First, I get now 4 - 5 weekends on a pair of pads,
No Cracks in the rotors
And of all my modifications by far the brakes got me the best improvement in time.
Limited slip Diff and 19 HP got me 2 secs
R-Compound tires 2 secs
Big Brake Kit 7-8 Secs (all at sebring)

Especially if you have a lower horsepower car (ok so some of you will argue that the mini doesn't qualify as LHP anymore) OK fine lets say you have a lower torque car. At the start of the straight you are at a disadvantage. However remember that the definition of acceleration is the rate of change of speed. A high torque car has better acceleration at the beginning of the track. With bigger brakes I have better acceleration at the end of the track.

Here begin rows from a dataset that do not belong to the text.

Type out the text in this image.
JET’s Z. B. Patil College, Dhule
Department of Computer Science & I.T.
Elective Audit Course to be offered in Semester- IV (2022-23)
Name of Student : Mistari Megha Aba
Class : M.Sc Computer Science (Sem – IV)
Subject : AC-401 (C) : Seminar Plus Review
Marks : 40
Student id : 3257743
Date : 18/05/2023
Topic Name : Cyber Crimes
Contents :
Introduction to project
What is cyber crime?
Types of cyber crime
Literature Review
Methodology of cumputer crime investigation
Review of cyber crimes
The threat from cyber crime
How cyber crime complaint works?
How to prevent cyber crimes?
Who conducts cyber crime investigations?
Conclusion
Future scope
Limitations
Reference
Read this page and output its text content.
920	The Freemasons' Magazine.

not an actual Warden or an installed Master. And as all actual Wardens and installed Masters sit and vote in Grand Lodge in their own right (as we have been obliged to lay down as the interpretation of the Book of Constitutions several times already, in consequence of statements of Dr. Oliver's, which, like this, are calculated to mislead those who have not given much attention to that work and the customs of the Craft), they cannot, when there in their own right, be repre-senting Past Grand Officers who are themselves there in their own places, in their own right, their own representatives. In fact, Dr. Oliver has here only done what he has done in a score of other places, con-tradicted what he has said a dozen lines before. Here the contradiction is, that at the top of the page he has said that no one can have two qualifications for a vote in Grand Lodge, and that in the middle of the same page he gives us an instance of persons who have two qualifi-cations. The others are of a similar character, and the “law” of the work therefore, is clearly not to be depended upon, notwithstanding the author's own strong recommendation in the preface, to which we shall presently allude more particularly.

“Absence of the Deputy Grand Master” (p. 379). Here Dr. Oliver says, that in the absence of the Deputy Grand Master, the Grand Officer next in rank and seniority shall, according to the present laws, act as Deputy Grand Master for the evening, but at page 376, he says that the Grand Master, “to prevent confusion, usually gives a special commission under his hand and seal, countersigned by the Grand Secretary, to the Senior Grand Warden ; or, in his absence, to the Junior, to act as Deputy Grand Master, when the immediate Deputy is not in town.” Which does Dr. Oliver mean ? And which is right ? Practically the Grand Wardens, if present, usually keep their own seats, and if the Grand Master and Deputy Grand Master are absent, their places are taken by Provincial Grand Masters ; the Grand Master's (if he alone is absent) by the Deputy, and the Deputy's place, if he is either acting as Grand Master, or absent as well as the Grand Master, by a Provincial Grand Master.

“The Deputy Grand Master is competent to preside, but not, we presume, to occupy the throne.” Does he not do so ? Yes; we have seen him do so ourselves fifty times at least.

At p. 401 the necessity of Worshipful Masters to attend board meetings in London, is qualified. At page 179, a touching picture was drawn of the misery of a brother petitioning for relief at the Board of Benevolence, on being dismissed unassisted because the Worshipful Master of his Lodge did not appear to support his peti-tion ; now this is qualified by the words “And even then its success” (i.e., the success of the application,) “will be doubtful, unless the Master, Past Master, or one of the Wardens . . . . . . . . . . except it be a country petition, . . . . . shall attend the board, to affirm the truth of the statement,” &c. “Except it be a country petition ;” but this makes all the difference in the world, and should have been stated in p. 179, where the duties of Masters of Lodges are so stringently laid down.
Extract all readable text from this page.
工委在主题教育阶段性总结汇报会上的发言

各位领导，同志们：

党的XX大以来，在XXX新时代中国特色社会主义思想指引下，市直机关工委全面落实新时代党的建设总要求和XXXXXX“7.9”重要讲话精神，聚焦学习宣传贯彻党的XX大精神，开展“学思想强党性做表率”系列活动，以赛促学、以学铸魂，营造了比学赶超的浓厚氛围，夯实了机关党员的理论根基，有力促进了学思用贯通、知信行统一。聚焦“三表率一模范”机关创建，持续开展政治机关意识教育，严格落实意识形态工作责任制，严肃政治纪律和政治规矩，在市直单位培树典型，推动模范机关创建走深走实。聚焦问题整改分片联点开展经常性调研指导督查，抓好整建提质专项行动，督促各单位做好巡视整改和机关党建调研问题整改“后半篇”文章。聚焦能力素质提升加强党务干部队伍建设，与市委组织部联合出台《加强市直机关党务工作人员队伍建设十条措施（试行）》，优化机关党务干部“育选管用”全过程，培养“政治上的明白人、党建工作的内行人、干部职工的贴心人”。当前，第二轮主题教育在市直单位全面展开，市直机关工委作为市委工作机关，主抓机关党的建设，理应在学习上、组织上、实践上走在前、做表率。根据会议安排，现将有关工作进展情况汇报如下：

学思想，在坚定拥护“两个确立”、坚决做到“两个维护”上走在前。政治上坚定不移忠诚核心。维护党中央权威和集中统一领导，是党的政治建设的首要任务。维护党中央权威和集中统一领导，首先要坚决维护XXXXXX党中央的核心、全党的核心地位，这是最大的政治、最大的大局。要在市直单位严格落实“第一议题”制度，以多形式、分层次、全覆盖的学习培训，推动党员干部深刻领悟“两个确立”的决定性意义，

This proves out in some of my videos. You will see a porsche disappear away from me leaving turn 14 at HMS and then reappear entering turn 2.

I have heard the idea of Bigger calipers on the same size rotor. I would argue same sized calipers on bigger rotors. More leverage to the advantage of the caliper, less heat to the rotor.

Thoughts, opposing views welcome, of course!